At 08:54 PM 8/27/2012, Winterlight wrote:
At 02:34 PM 8/26/2012, you wrote:

The darlings at the moment are the Samsung 830 and Crucial m4 (and possibly the new Plextor M5 Pro), but unless you figure out what it is that's writing so much data to your SSD, you're just going to kill it too.

I talked to Intel, and they were happy to offer a replacement under warranty. I don't want to pay 25 dollars for a turnaround so I think I am going to buy a Crucial M4 128GB which is currently at a pretty good price point and I will use the coming Intel replacement for my laptop.


I have a 600 GB Intel 320 series SSD as my C: drive (WinXP SP3 32 bit system files, page file, and temp files). The drive is partitioned with music and video data on about 3/4 of the drive. Programs and data are on 4 other identical 600 GB Intel SSD drives.

My system is a 6 core Intel i7 Extreme 990X at 3.47 GHz with 6 GB RAM on an Asus P6X58D Premium motherboard. (Yes, only 4 GB of the RAM is usable.) [Cooled by twin high speed 5" fans that sound like leaf blowers, the temperatures of the 6 cores stay below 30C degrees most of the time.

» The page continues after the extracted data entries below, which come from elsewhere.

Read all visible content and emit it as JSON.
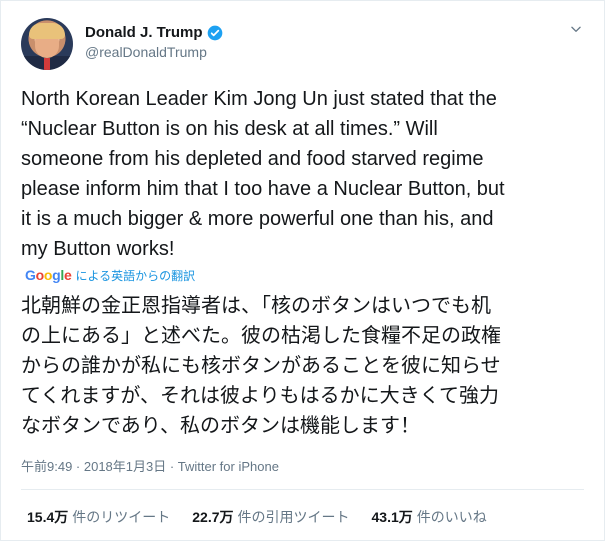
{
  "user": {
    "display_name": "Donald J. Trump",
    "handle": "@realDonaldTrump",
    "verified": true,
    "verified_color": "#1da1f2"
  },
  "tweet": {
    "text": "North Korean Leader Kim Jong Un just stated that the\n“Nuclear Button is on his desk at all times.” Will\nsomeone from his depleted and food starved regime\nplease inform him that I too have a Nuclear Button, but\nit is a much bigger & more powerful one than his, and\nmy Button works!"
  },
  "translation": {
    "provider_logo": [
      "G",
      "o",
      "o",
      "g",
      "l",
      "e"
    ],
    "label": "による英語からの翻訳",
    "text": "北朝鮮の金正恩指導者は、「核のボタンはいつでも机\nの上にある」と述べた。彼の枯渇した食糧不足の政権\nからの誰かが私にも核ボタンがあることを彼に知らせ\nてくれますが、それは彼よりもはるかに大きくて強力\nなボタンであり、私のボタンは機能します！"
  },
  "meta": {
    "timestamp": "午前9:49 · 2018年1月3日 · Twitter for iPhone"
  },
  "stats": [
    {
      "count": "15.4万",
      "label": "件のリツイート"
    },
    {
      "count": "22.7万",
      "label": "件の引用ツイート"
    },
    {
      "count": "43.1万",
      "label": "件のいいね"
    }
  ],
  "icons": {
    "menu": "chevron-down-icon",
    "verified": "verified-badge-icon"
  }
}
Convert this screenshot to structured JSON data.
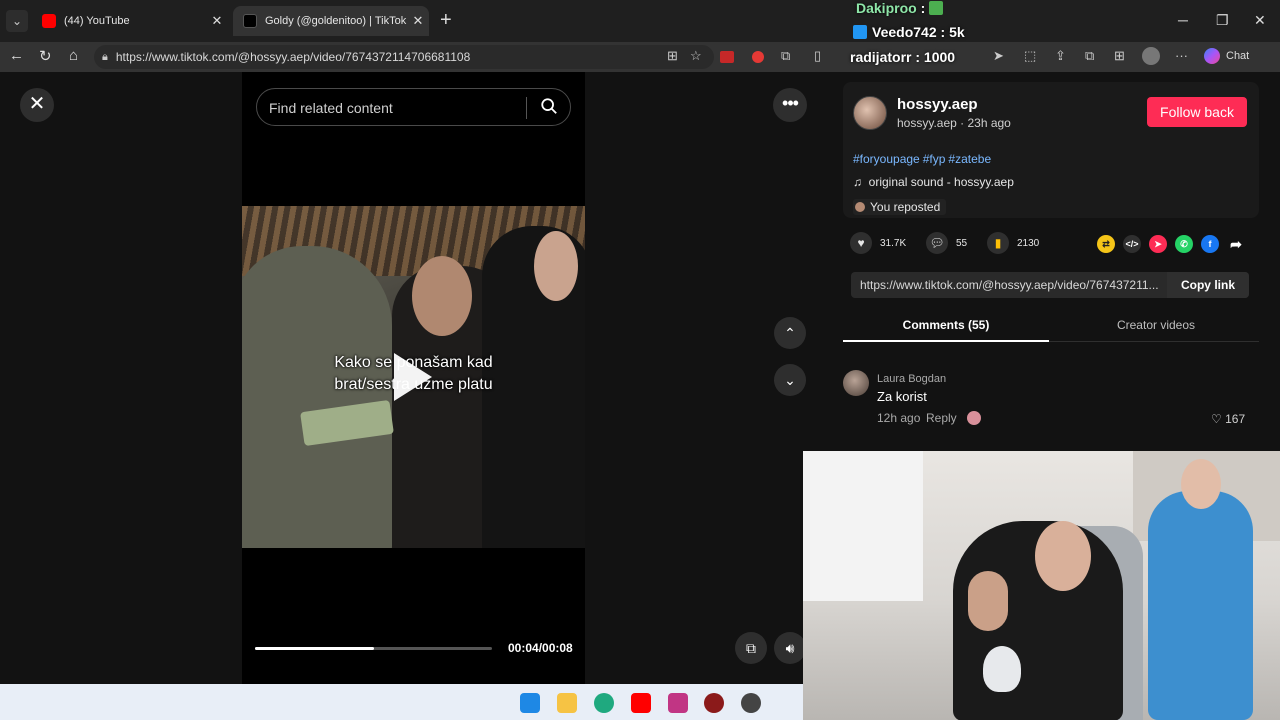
{
  "browser": {
    "tabs": [
      {
        "label": "(44) YouTube"
      },
      {
        "label": "Goldy (@goldenitoo) | TikTok"
      }
    ],
    "url": "https://www.tiktok.com/@hossyy.aep/video/7674372114706681108",
    "chat_label": "Chat"
  },
  "stream_overlay": {
    "lines": [
      {
        "name": "Dakiproo",
        "value": ""
      },
      {
        "name": "Veedo742",
        "value": "5k"
      },
      {
        "name": "radijatorr",
        "value": "1000"
      }
    ]
  },
  "player": {
    "search_placeholder": "Find related content",
    "caption_line1": "Kako se ponašam kad",
    "caption_line2": "brat/sestra uzme platu",
    "time": "00:04/00:08",
    "progress": 0.5
  },
  "post": {
    "username": "hossyy.aep",
    "meta": "hossyy.aep · 23h ago",
    "follow_label": "Follow back",
    "hashtags": [
      "#foryoupage",
      "#fyp",
      "#zatebe"
    ],
    "sound": "original sound - hossyy.aep",
    "repost_label": "You reposted",
    "likes": "31.7K",
    "comments_count": "55",
    "saves": "2130",
    "link": "https://www.tiktok.com/@hossyy.aep/video/767437211...",
    "copy_label": "Copy link"
  },
  "tabs": {
    "comments": "Comments (55)",
    "creator": "Creator videos"
  },
  "comments": [
    {
      "author": "Laura Bogdan",
      "text": "Za korist",
      "time": "12h ago",
      "reply": "Reply",
      "likes": "167"
    }
  ],
  "colors": {
    "accent": "#fe2c55",
    "hashtag": "#7ab8ff",
    "page_bg": "#121212"
  }
}
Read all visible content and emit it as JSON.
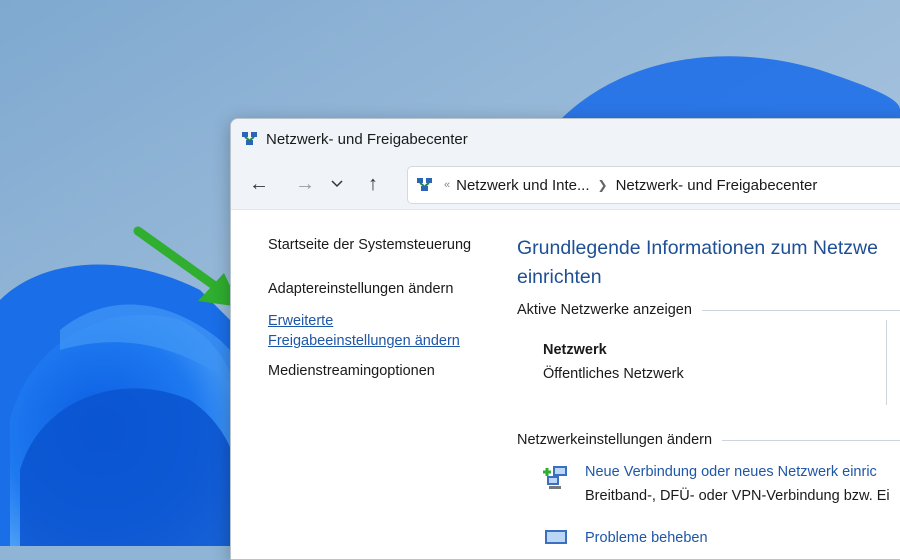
{
  "window": {
    "title": "Netzwerk- und Freigabecenter",
    "accent": "#1e4f95",
    "link_color": "#1e56a8"
  },
  "nav": {
    "back_icon": "arrow-left-icon",
    "forward_icon": "arrow-right-icon",
    "recent_icon": "chevron-down-icon",
    "up_icon": "arrow-up-icon"
  },
  "address": {
    "crumb1": "Netzwerk und Inte...",
    "crumb2": "Netzwerk- und Freigabecenter"
  },
  "sidebar": {
    "home": "Startseite der Systemsteuerung",
    "adapter": "Adaptereinstellungen ändern",
    "advanced_line1": "Erweiterte",
    "advanced_line2": "Freigabeeinstellungen ändern",
    "streaming": "Medienstreamingoptionen"
  },
  "main": {
    "heading_line1": "Grundlegende Informationen zum Netzwe",
    "heading_line2": "einrichten",
    "active_networks_label": "Aktive Netzwerke anzeigen",
    "network_name": "Netzwerk",
    "network_type": "Öffentliches Netzwerk",
    "settings_label": "Netzwerkeinstellungen ändern",
    "task1_link": "Neue Verbindung oder neues Netzwerk einric",
    "task1_desc": "Breitband-, DFÜ- oder VPN-Verbindung bzw. Ei",
    "task2_link": "Probleme beheben"
  },
  "annotation": {
    "arrow_color": "#2fae2f"
  }
}
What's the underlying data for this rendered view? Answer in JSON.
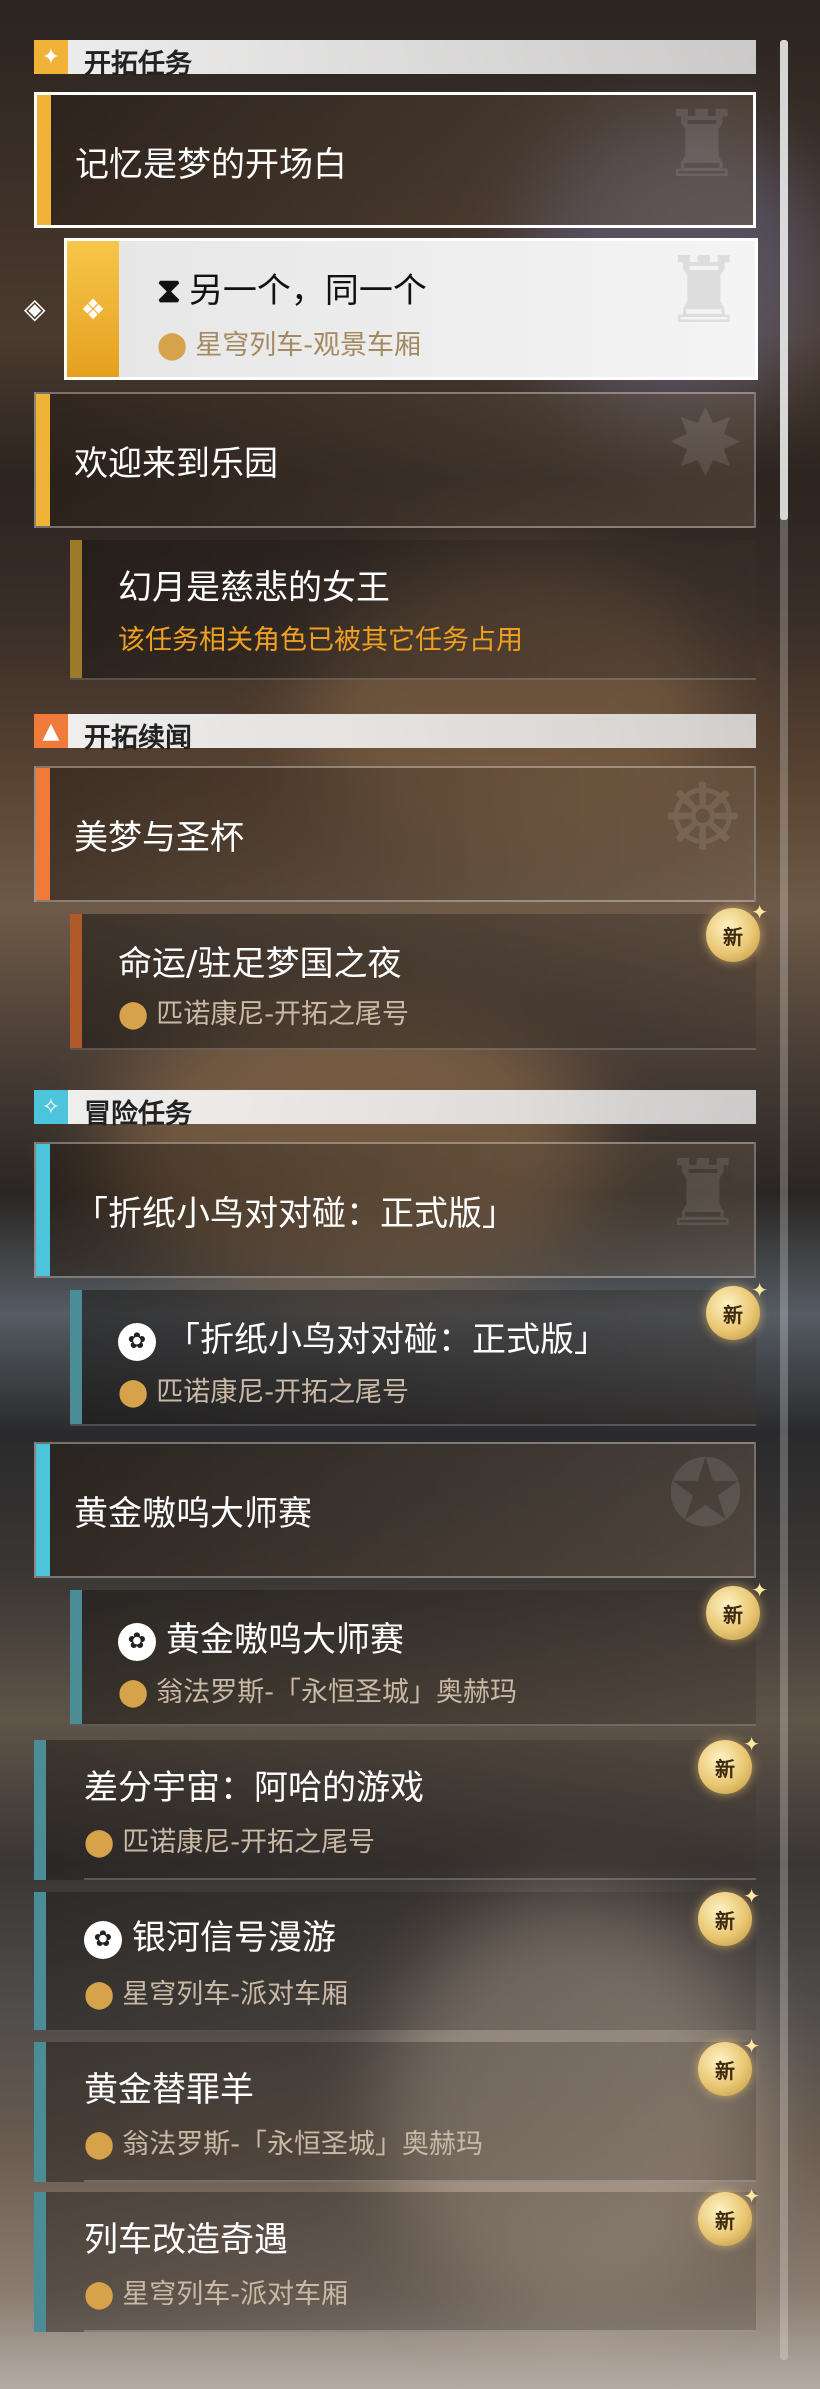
{
  "colors": {
    "gold": "#f0b338",
    "orange": "#f07a3a",
    "cyan": "#4cc4dc",
    "teal": "#4a8d96",
    "warning": "#f0a020",
    "location": "#c9b9a5"
  },
  "sections": {
    "trailblaze": {
      "title": "开拓任务",
      "icon": "trailblaze-diamond-icon"
    },
    "continuance": {
      "title": "开拓续闻",
      "icon": "triangle-icon"
    },
    "adventure": {
      "title": "冒险任务",
      "icon": "star-icon"
    }
  },
  "quests": {
    "q1": {
      "title": "记忆是梦的开场白"
    },
    "q1a": {
      "title": "另一个，同一个",
      "location": "星穹列车-观景车厢"
    },
    "q2": {
      "title": "欢迎来到乐园"
    },
    "q2a": {
      "title": "幻月是慈悲的女王",
      "warning": "该任务相关角色已被其它任务占用"
    },
    "q3": {
      "title": "美梦与圣杯"
    },
    "q3a": {
      "title": "命运/驻足梦国之夜",
      "location": "匹诺康尼-开拓之尾号",
      "badge": "新"
    },
    "q4": {
      "title": "「折纸小鸟对对碰：正式版」"
    },
    "q4a": {
      "title": "「折纸小鸟对对碰：正式版」",
      "location": "匹诺康尼-开拓之尾号",
      "badge": "新"
    },
    "q5": {
      "title": "黄金嗷呜大师赛"
    },
    "q5a": {
      "title": "黄金嗷呜大师赛",
      "location": "翁法罗斯-「永恒圣城」奥赫玛",
      "badge": "新"
    },
    "q6": {
      "title": "差分宇宙：阿哈的游戏",
      "location": "匹诺康尼-开拓之尾号",
      "badge": "新"
    },
    "q7": {
      "title": "银河信号漫游",
      "location": "星穹列车-派对车厢",
      "badge": "新"
    },
    "q8": {
      "title": "黄金替罪羊",
      "location": "翁法罗斯-「永恒圣城」奥赫玛",
      "badge": "新"
    },
    "q9": {
      "title": "列车改造奇遇",
      "location": "星穹列车-派对车厢",
      "badge": "新"
    }
  }
}
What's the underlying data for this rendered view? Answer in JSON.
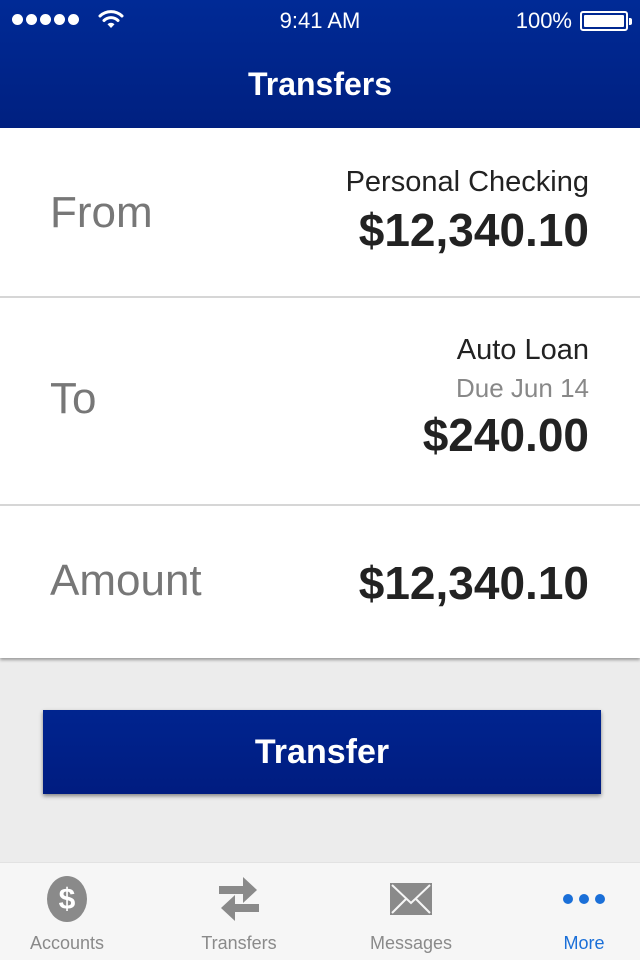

I did manage to hit 90C after running Prime95 for 18 hours with all cores at 100%.] Nobody talks about fans and temperatures on the list anymore!

Anyway...

Using the Intel SSD Toolkit ver. 3.03, I see 2.45 TB written (total) on the C: drive and estimated life remaining is listed as 100%. (The other four 600 GB drives show between 500 and 700 GB total writes per drive with 100% life remaining.)

I've had the C: 600 GB SSD drive for about 16 months. The other four 600 GB drives are between 2 months and 12 months old.